I’ve done a great deal of work since then as a writer and editor. But this memoir has been slow going, mainly because of these major changes in my life, both necessary and devastating. I am not in the same emotional place as I was when I began this book. I’m not even in the same literal place.
________________ baby bunny interlude_______________

Can we just take a moment to admire this tiny baby bunny? Bunnies scamper all over the VCCA campus. I love them. They want me to go away. This tiny one was just hanging out around dusk, looking around, chewing on something. Cuteness!!

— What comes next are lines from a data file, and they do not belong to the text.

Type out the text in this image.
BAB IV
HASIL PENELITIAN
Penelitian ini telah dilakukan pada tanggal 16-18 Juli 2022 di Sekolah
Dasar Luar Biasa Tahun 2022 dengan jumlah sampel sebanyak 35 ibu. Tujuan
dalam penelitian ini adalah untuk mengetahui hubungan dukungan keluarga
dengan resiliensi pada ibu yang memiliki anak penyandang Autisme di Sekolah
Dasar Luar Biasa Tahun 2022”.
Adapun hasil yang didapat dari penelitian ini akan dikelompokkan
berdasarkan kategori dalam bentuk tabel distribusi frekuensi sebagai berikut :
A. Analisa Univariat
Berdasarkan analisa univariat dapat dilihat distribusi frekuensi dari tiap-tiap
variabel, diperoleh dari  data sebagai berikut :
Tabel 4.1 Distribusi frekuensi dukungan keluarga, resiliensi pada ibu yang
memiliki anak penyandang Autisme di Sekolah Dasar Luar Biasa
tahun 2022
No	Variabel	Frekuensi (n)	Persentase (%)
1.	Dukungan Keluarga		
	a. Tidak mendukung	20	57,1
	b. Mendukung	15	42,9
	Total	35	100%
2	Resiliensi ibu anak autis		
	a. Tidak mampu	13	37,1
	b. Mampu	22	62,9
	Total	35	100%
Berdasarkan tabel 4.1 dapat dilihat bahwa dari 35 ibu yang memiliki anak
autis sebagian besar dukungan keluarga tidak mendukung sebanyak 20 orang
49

_____________________finis__________________
Now that I’m rewriting the draft for the second time, I’m finding I have to write more to get what the story needs. Not that the story needs to be longer, but I need to write the parts with which I’m struggling in meandering, messy, overwritten ways. I must let the act of writing itself reveal to me what the key memories and scenes are. Where the energy is. The life, the conflicts, the heart, the threads, the desire, the shame.
This is not my favorite way to write. I like to take my time and create drafts that are readable and capture something important. Writing to find what is important feels strange to me. I’m really, really uncomfortable with it. The perfectionist in me writhes and moans with the chaotic, mediocre language of messy drafting.
Yeah, I know all about the “shitty draft” (yuck) as Anne Lamott says, and the “vomit draft” (yuck) as Marion Roach Smith says. Check them out, they have great advice for writers. And they’re right and stuff! I just don’t want to do it. But I am doing it. And I need a different phrase. I don’t like those descriptors.
The chaotic draft? The nebulous draft? How about something liberating. The free draft maybe? The free-written draft? The point is to not worry about craft. It should feel liberating, I think. The free draft. That might do it for me.
Because language matters. I could “shit” or “vomit” out a draft (yuck sorry) but I’d rather just free the draft. Let it out! Spill it all onto the page in all its chaotic glory! Let the life of the language reveal itself rather than overthinking and forcing structure onto something that doesn’t yet know what it wants to be.
You guys, when I started writing this I had no idea what I was going to write about. My subconscious has my back, though. Something always comes out.